The Road to Recovery, Part 4

When last we spoke, I'd just undergone surgery to repair my blown out L4-L5 disk. 

Think about the coziest, most comfortable sleep you've ever had. Now envision someone shaking you awake because it's time to go to some horrific amalgamation of school AND work, and for some reason it's freezing cold and you're already burdened by the knowledge that you'll never sleep this soundly again in your life.

That's what waking up in recovery was like. 

According to my various nurses and handlers, I took a little longer than usual to shake off the anesthetic. This is unsurprising to anyone who knows me and is familiar with the fact that I can sleep 'til 2:30p on a Saturday if left to my own devices. But I guess when you're pumped full of sedatives that very rarely cause people to lapse into comas and die, they get sort of antsy about that stuff. So they shook me awake and I mostly lied there moaning for a few minutes as consciousness slowly creeped in, tingling, from the margins of my brain.

Kat was already there, and if I'm being 100% honest did not look as concerned as I would've liked. But that just speaks to her optimism and my need to constantly be the center of attention, even when I'm obviously already the center of attention because she's sitting there staring at me as I wake from surgery. 

As I slowly became more and more aware of my corporeal existence, various little agonies crept into my consciousness. Nerve fibers began checking in with damage reports and status updates and my brain dutifully logged them all even though at that moment of time I couldn't have been bothered to roll over if I were on fire. The surgical site was still heavily-medicated and registered only as a dull, constant ache that seared into blinding brightness if I tried to shift my position. But one area was noticeably absent: all that terrible electric shock agony I'd had in my lower back, ass, and leg was gone. Completely and totally gone.

Ever waiting for the other shoe to drop, I chastised myself for a momentary glimpse of optimism; I just knew that was because I still had anesthetic coursing through my veins. Once it wore off I would still have the pain. The doctor had even warned me the surgery might not fix it all. But as I became more and more aware of my body I realized that no, there wasn't anything there lurking. I was fixed. Completely!

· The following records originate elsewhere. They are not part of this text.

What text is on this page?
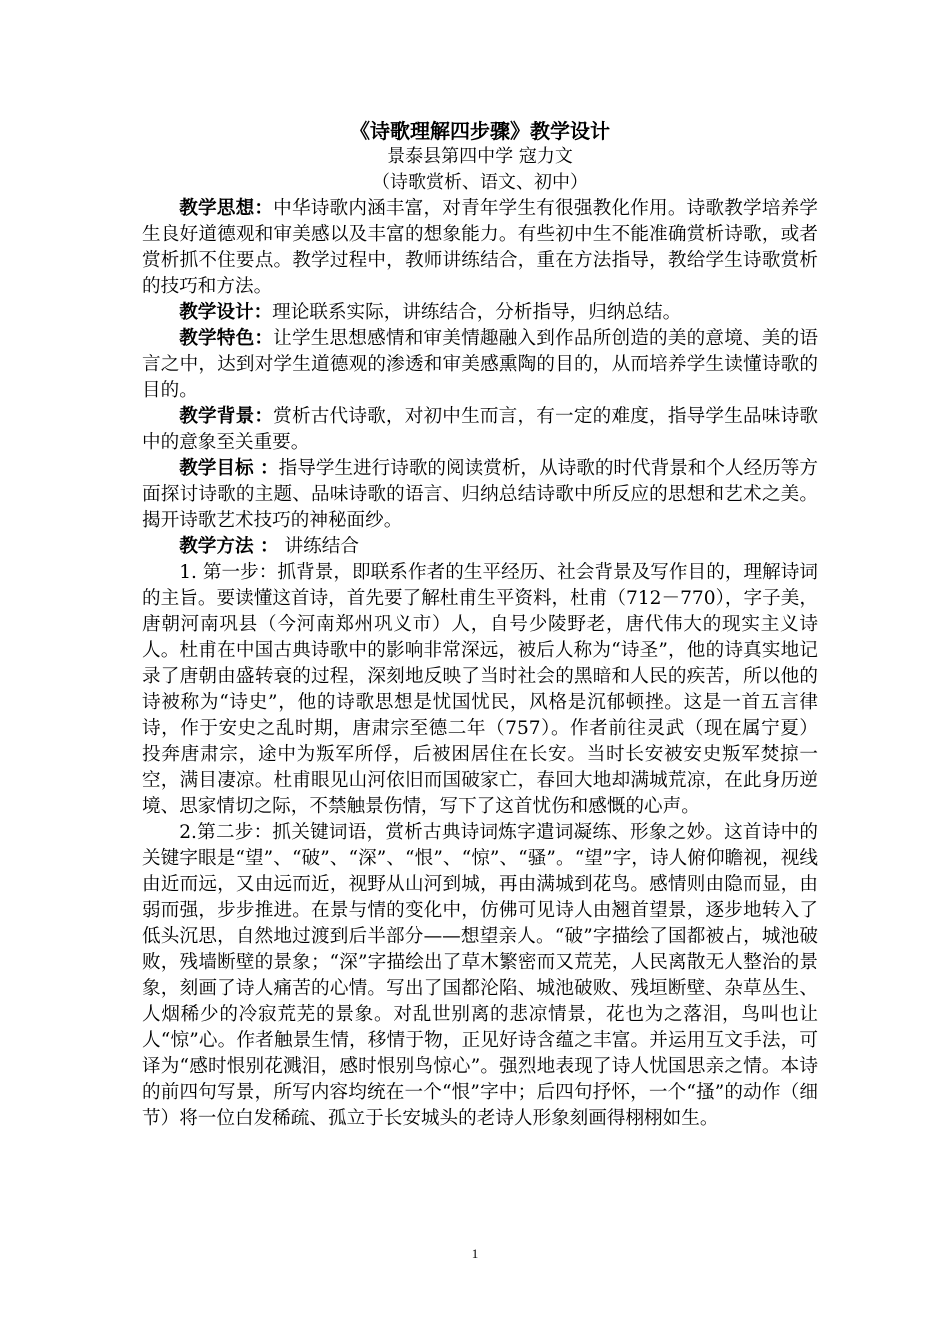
《诗歌理解四步骤》教学设计

景泰县第四中学 寇力文

（诗歌赏析、语文、初中）

教学思想：中华诗歌内涵丰富，对青年学生有很强教化作用。诗歌教学培养学生良好道德观和审美感以及丰富的想象能力。有些初中生不能准确赏析诗歌，或者赏析抓不住要点。教学过程中，教师讲练结合，重在方法指导，教给学生诗歌赏析的技巧和方法。

教学设计：理论联系实际，讲练结合，分析指导，归纳总结。

教学特色：让学生思想感情和审美情趣融入到作品所创造的美的意境、美的语言之中，达到对学生道德观的渗透和审美感熏陶的目的，从而培养学生读懂诗歌的目的。

教学背景：赏析古代诗歌，对初中生而言，有一定的难度，指导学生品味诗歌中的意象至关重要。

教学目标 ：指导学生进行诗歌的阅读赏析，从诗歌的时代背景和个人经历等方面探讨诗歌的主题、品味诗歌的语言、归纳总结诗歌中所反应的思想和艺术之美。揭开诗歌艺术技巧的神秘面纱。

教学方法 ： 讲练结合

1. 第一步：抓背景，即联系作者的生平经历、社会背景及写作目的，理解诗词的主旨。要读懂这首诗，首先要了解杜甫生平资料，杜甫（712－770），字子美，唐朝河南巩县（今河南郑州巩义市）人，自号少陵野老，唐代伟大的现实主义诗人。杜甫在中国古典诗歌中的影响非常深远，被后人称为“诗圣”，他的诗真实地记录了唐朝由盛转衰的过程，深刻地反映了当时社会的黑暗和人民的疾苦，所以他的诗被称为“诗史”，他的诗歌思想是忧国忧民，风格是沉郁顿挫。这是一首五言律诗，作于安史之乱时期，唐肃宗至德二年（757）。作者前往灵武（现在属宁夏）投奔唐肃宗，途中为叛军所俘，后被困居住在长安。当时长安被安史叛军焚掠一空，满目凄凉。杜甫眼见山河依旧而国破家亡，春回大地却满城荒凉，在此身历逆境、思家情切之际，不禁触景伤情，写下了这首忧伤和感慨的心声。

2.第二步：抓关键词语，赏析古典诗词炼字遣词凝练、形象之妙。这首诗中的关键字眼是“望”、“破”、“深”、“恨”、“惊”、“骚”。“望”字，诗人俯仰瞻视，视线由近而远，又由远而近，视野从山河到城，再由满城到花鸟。感情则由隐而显，由弱而强，步步推进。在景与情的变化中，仿佛可见诗人由翘首望景，逐步地转入了低头沉思，自然地过渡到后半部分——想望亲人。“破”字描绘了国都被占，城池破败，残墙断壁的景象；“深”字描绘出了草木繁密而又荒芜，人民离散无人整治的景象，刻画了诗人痛苦的心情。写出了国都沦陷、城池破败、残垣断壁、杂草丛生、人烟稀少的冷寂荒芜的景象。对乱世别离的悲凉情景，花也为之落泪，鸟叫也让人“惊”心。作者触景生情，移情于物，正见好诗含蕴之丰富。并运用互文手法，可译为“感时恨别花溅泪，感时恨别鸟惊心”。强烈地表现了诗人忧国思亲之情。本诗的前四句写景，所写内容均统在一个“恨”字中；后四句抒怀，一个“搔”的动作（细节）将一位白发稀疏、孤立于长安城头的老诗人形象刻画得栩栩如生。

1
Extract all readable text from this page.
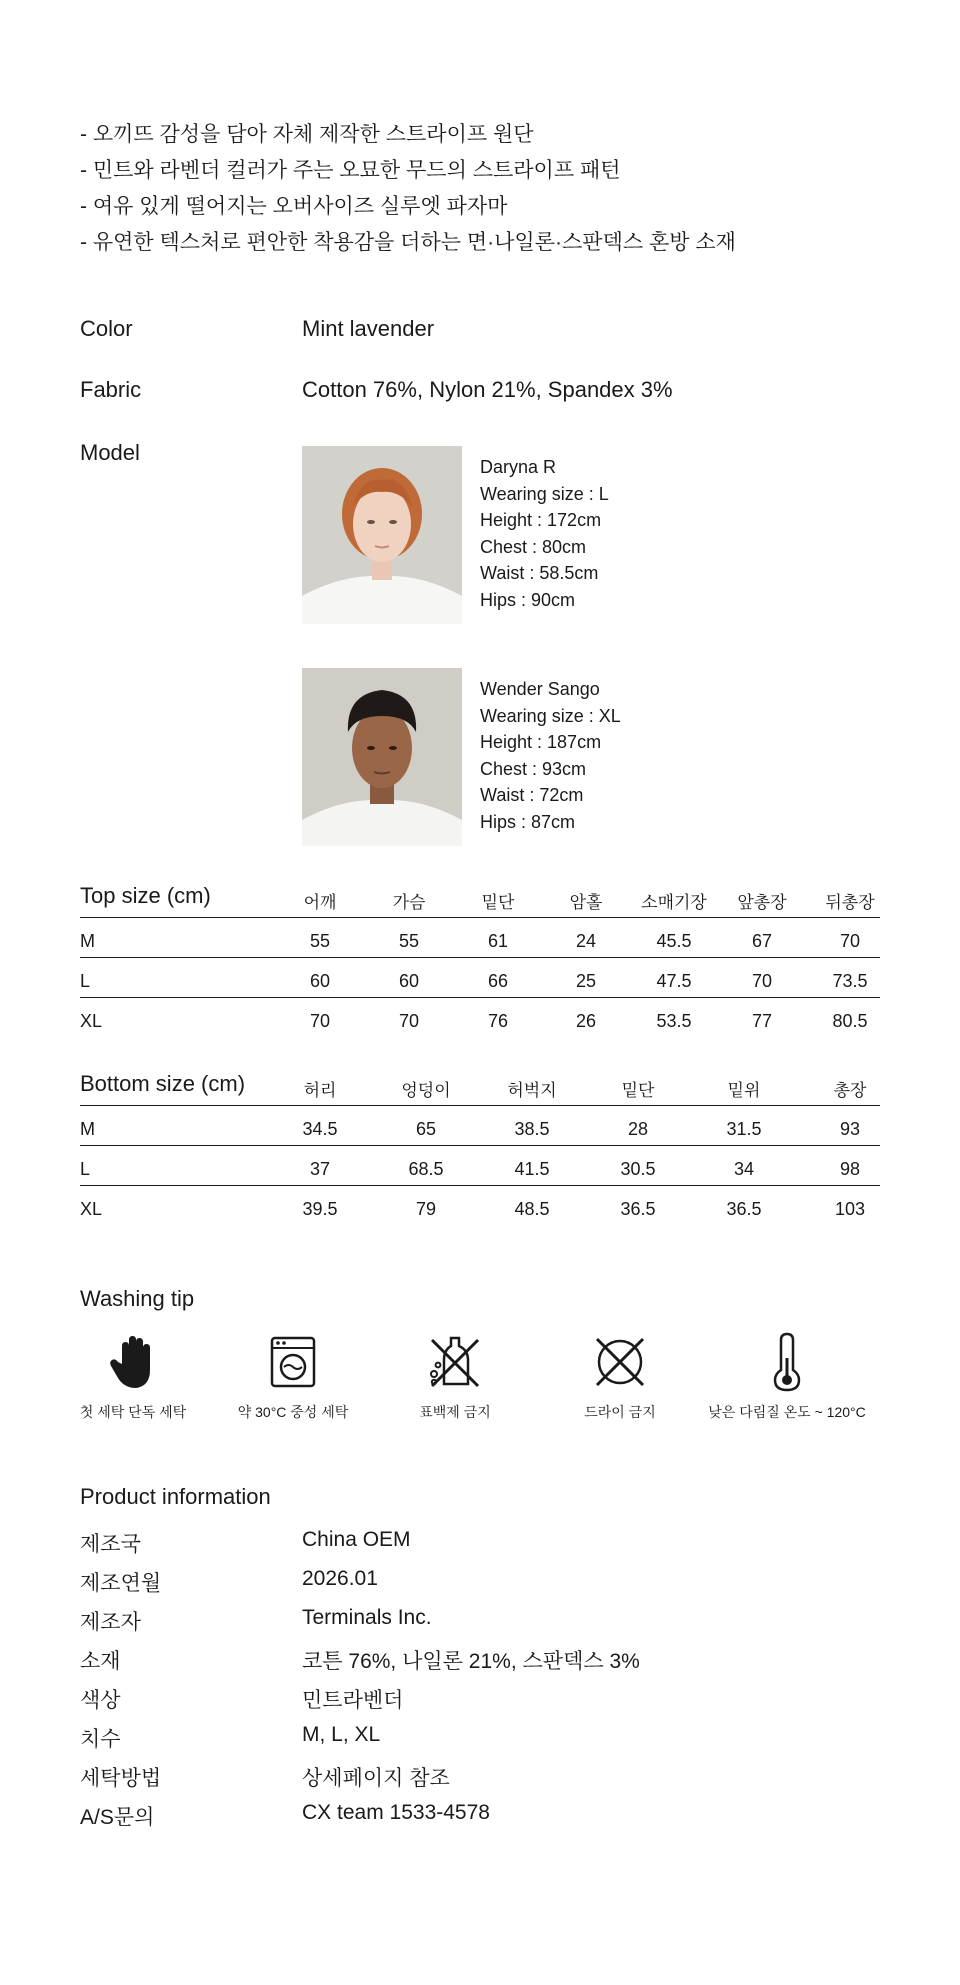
- 오끼뜨 감성을 담아 자체 제작한 스트라이프 원단
- 민트와 라벤더 컬러가 주는 오묘한 무드의 스트라이프 패턴
- 여유 있게 떨어지는 오버사이즈 실루엣 파자마
- 유연한 텍스처로 편안한 착용감을 더하는 면·나일론·스판덱스 혼방 소재
Color	Mint lavender
Fabric	Cotton 76%, Nylon 21%, Spandex 3%
Model
Daryna R
Wearing size : L
Height : 172cm
Chest : 80cm
Waist : 58.5cm
Hips : 90cm
Wender Sango
Wearing size : XL
Height : 187cm
Chest : 93cm
Waist : 72cm
Hips : 87cm
Top size (cm)	어깨	가슴	밑단	암홀	소매기장	앞총장	뒤총장
M	55	55	61	24	45.5	67	70
L	60	60	66	25	47.5	70	73.5
XL	70	70	76	26	53.5	77	80.5
Bottom size (cm)	허리	엉덩이	허벅지	밑단	밑위	총장
M	34.5	65	38.5	28	31.5	93
L	37	68.5	41.5	30.5	34	98
XL	39.5	79	48.5	36.5	36.5	103
Washing tip
첫 세탁 단독 세탁	약 30°C 중성 세탁	표백제 금지	드라이 금지	낮은 다림질 온도 ~ 120°C
Product information
제조국	China OEM
제조연월	2026.01
제조자	Terminals Inc.
소재	코튼 76%, 나일론 21%, 스판덱스 3%
색상	민트라벤더
치수	M, L, XL
세탁방법	상세페이지 참조
A/S문의	CX team 1533-4578
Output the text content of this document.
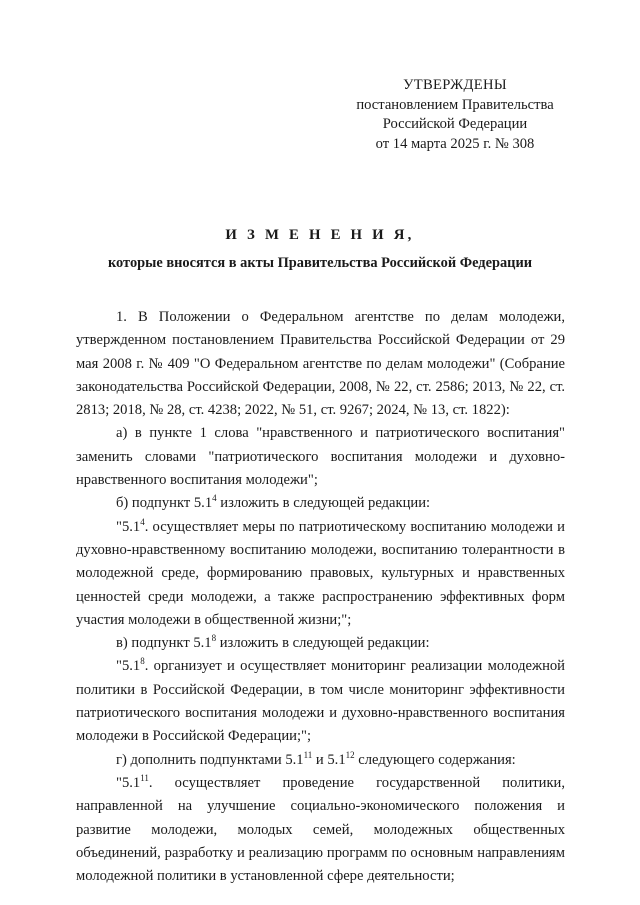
УТВЕРЖДЕНЫ
постановлением Правительства
Российской Федерации
от 14 марта 2025 г. № 308
И З М Е Н Е Н И Я,
которые вносятся в акты Правительства Российской Федерации

1. В Положении о Федеральном агентстве по делам молодежи, утвержденном постановлением Правительства Российской Федерации от 29 мая 2008 г. № 409 "О Федеральном агентстве по делам молодежи" (Собрание законодательства Российской Федерации, 2008, № 22, ст. 2586; 2013, № 22, ст. 2813; 2018, № 28, ст. 4238; 2022, № 51, ст. 9267; 2024, № 13, ст. 1822):

а) в пункте 1 слова "нравственного и патриотического воспитания" заменить словами "патриотического воспитания молодежи и духовно-нравственного воспитания молодежи";

б) подпункт $5.1^4$ изложить в следующей редакции:

"$5.1^4$. осуществляет меры по патриотическому воспитанию молодежи и духовно-нравственному воспитанию молодежи, воспитанию толерантности в молодежной среде, формированию правовых, культурных и нравственных ценностей среди молодежи, а также распространению эффективных форм участия молодежи в общественной жизни;";

в) подпункт $5.1^8$ изложить в следующей редакции:

"$5.1^8$. организует и осуществляет мониторинг реализации молодежной политики в Российской Федерации, в том числе мониторинг эффективности патриотического воспитания молодежи и духовно-нравственного воспитания молодежи в Российской Федерации;";

г) дополнить подпунктами $5.1^{11}$ и $5.1^{12}$ следующего содержания:

"$5.1^{11}$. осуществляет проведение государственной политики, направленной на улучшение социально-экономического положения и развитие молодежи, молодых семей, молодежных общественных объединений, разработку и реализацию программ по основным направлениям молодежной политики в установленной сфере деятельности;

Well, not completely. I had a 3-4 inch incision in my back where a doctor had reached in, shoved all my fat and muscle to one side, cut a chunk of my back bone out, and scraped out a bunch of cartilage and goo. So that part hurt a bit. Lucky for me my nurse was hellbent on getting me out of the hospital immediately, so he forced me to stand and walk around the recovery room, thus demonstrating that I could be kicked out of the hospital.

But I couldn't just pop right up and stand. I had to learn the log roll. Twisting, bending, and related activities are not recommended when you've got stitches keeping your innards from blowing out your back. So I had to bring my knees up, tense my abdominal muscles, and roll while keeping my body as straight as possible to bring myself onto my side. Then more tensing and pushing myself up to a sitting position. Then a pause for breath, more tensing of muscles, and I could slowly, wincingly hoist myself to a position approximating standing. Sorta like this

It was slow and painful, but I was technically mobile. After a couple laps around the recovery room, some halting urination to prove everything still worked after all the meds, and one brief pause where I felt like I was gonna black out because I still had some sleepy-time gas to cough up, I was released and gingerly forced into the passenger seat of our car so Kat could drive me home while I winced and whined at every bump in the road because why would I miss an opportunity to make the person who loves me more than anything feel bad.

Before long I was home and right back into my normal routine. Assuming my normal routine was lying stiffly in bed and trying not to twist or bend while periodically standing to pop Percocet and try to shuffle a lap around my kitchen. I was almost back!